The fortifications of Copenhagen is the broad name for the rings of fortifications surrounding the city of Copenhagen. They can be classified historically as follows:

- The medieval fortifications dating from the 12th century
- The bastioned fortifications dating from the 17th century
- The ring fortification system dating from the 19th century

==Medieval fortifications (12th–15th centuries)==
The first fortification was the castle built by bishop Absalon in 1167 on Slotsholmen at the foundation of the city. This stood for 200 years until it was destroyed by the Hanse in 1369.
It was replaced in 1417 by the Copenhagen Castle built by the then bishop, but taken over by the king, Eric of Pomerania.
The ruins of both these castles are visible to the public view under the Christiansborg Palace.

==Bastioned Fortifications (17th century)==

The city was extensively fortified by Christian IV in the mid 17th century.
To the west the city was protected by a series of ramparts and bastions northwards from the Indrehavn, below Langebro.
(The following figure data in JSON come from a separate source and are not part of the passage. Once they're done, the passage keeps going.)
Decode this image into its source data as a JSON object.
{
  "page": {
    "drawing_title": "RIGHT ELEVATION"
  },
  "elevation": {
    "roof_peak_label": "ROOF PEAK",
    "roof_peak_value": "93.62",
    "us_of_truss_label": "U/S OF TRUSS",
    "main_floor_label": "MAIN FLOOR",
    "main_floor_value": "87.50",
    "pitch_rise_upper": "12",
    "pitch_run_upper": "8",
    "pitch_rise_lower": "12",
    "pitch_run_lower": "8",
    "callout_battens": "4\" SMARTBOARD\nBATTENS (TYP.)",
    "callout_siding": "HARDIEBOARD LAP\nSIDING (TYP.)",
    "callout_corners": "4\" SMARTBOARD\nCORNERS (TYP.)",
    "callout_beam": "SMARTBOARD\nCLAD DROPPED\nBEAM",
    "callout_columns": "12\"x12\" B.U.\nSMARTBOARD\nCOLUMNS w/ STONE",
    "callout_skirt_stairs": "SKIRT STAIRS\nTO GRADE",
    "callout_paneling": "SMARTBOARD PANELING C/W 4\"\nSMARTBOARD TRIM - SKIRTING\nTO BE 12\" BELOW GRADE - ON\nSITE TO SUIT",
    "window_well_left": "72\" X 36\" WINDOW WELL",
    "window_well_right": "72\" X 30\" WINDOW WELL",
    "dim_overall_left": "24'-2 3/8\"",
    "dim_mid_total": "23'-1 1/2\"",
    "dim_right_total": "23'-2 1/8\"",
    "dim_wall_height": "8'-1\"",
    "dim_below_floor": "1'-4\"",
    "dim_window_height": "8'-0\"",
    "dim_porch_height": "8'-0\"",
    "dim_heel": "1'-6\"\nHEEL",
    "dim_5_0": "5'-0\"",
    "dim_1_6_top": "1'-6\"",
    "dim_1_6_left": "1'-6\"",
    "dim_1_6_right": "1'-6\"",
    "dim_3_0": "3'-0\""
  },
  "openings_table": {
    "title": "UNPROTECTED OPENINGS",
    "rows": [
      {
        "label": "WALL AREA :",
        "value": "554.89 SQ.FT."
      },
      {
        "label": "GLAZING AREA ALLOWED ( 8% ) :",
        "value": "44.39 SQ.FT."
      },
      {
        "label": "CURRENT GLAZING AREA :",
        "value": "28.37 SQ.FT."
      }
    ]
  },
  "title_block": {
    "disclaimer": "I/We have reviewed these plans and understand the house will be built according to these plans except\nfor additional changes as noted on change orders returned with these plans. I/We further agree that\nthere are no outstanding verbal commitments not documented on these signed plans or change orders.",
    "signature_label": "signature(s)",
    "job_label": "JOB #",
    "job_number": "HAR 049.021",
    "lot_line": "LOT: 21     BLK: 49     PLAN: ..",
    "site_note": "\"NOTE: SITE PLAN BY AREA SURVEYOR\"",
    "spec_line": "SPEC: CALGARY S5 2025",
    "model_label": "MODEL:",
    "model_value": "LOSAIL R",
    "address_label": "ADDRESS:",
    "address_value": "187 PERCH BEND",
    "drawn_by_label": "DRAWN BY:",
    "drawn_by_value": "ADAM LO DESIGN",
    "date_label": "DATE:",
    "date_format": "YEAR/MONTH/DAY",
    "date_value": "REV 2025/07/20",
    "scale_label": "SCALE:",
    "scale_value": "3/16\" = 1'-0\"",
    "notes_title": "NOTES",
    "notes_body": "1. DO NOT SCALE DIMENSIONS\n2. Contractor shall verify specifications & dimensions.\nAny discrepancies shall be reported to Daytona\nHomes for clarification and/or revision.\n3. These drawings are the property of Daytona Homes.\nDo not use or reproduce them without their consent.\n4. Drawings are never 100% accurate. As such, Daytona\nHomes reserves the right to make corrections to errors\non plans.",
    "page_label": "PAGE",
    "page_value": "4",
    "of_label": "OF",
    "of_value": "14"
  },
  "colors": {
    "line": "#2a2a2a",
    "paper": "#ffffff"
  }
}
The remains of these works can be seen in the parks at Tivoli, Ørstedsparken, the Botanical Garden and Østre Anlæg.
To the north, at the end of the wall, a fort was built, the Kastellet.
To the east land was reclaimed from the sea to enclose the harbour; this land was also fortified with a rampart and ditch and a series of bastions. This now forms the district of Christianshavn.
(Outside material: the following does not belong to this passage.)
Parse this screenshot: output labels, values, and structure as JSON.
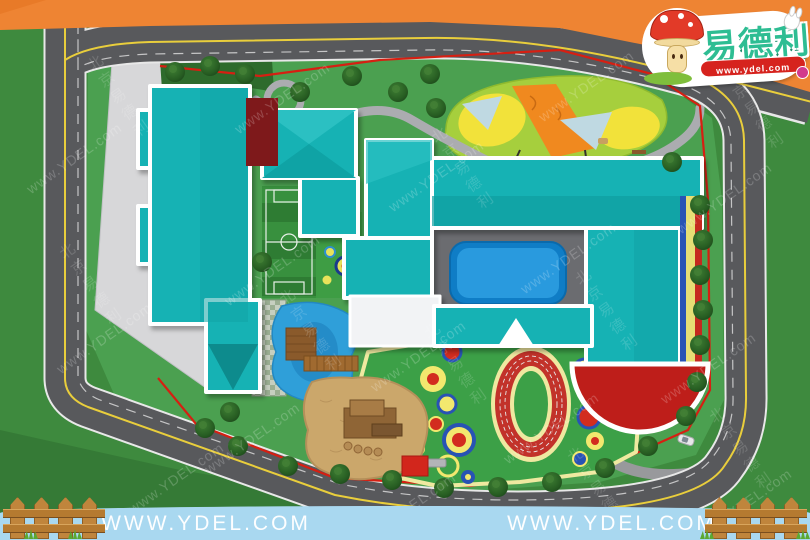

== Ring Fortification system (1886–1894) ==
The most recent fortification of Copenhagen dates from the late 19th century.
To the west was a fortification ring consisting of a rampart and ditch, with numerous bastions and batteries (Vestvolden).
To the north, beyond a line of inundations around Utterslev Mose, lie 5 detached land forts (Bagsværd Fort, Fortunfortet, Garderhøj Fort, Gladsaxe Fort, Lyngby Fort), backed to the south by 7 small batteries.

Along the coast, and connecting with the land defences were two bands of Naval forts or batteries; the first (inner) band comprising 3 older forts (Trekroner, Lynetten and Strickers Batteri) and 3 new (Kalkbrænderi Batteri, Mellemfortet and Prøvestenen); and a second of 2 coastal forts (Charlottenlund, Kastrup) and a sea fortress (Middelgrundsfortet), plus 2 inland batteries (Avedøre and Hvidøre) to reinforce the Vestvolden. A third, outer line was added fifteen years later.
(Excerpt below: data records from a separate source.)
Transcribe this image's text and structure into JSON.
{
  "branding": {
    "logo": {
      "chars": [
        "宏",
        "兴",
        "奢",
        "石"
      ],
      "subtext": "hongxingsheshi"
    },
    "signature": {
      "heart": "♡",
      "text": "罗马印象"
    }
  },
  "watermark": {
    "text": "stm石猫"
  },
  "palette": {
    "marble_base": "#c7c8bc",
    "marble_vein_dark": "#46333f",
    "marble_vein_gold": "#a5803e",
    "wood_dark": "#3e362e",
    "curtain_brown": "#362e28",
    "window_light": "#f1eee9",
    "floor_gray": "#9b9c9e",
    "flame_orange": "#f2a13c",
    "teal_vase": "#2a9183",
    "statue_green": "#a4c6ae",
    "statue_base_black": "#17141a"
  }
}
The design of the forts was guided by the principles of Brialmont.

== Coastal defenses (1909–1916) ==
The group of new coastal forts were constructed at the beginning of World War I. These were (clockwise): Taarbæk Fort, connecting to the northern fort line; Flakfortet, at sea beyond Middelgrundsfortet; and Dragør Fort, Kongelundsfortet, Mosede Fort to the south.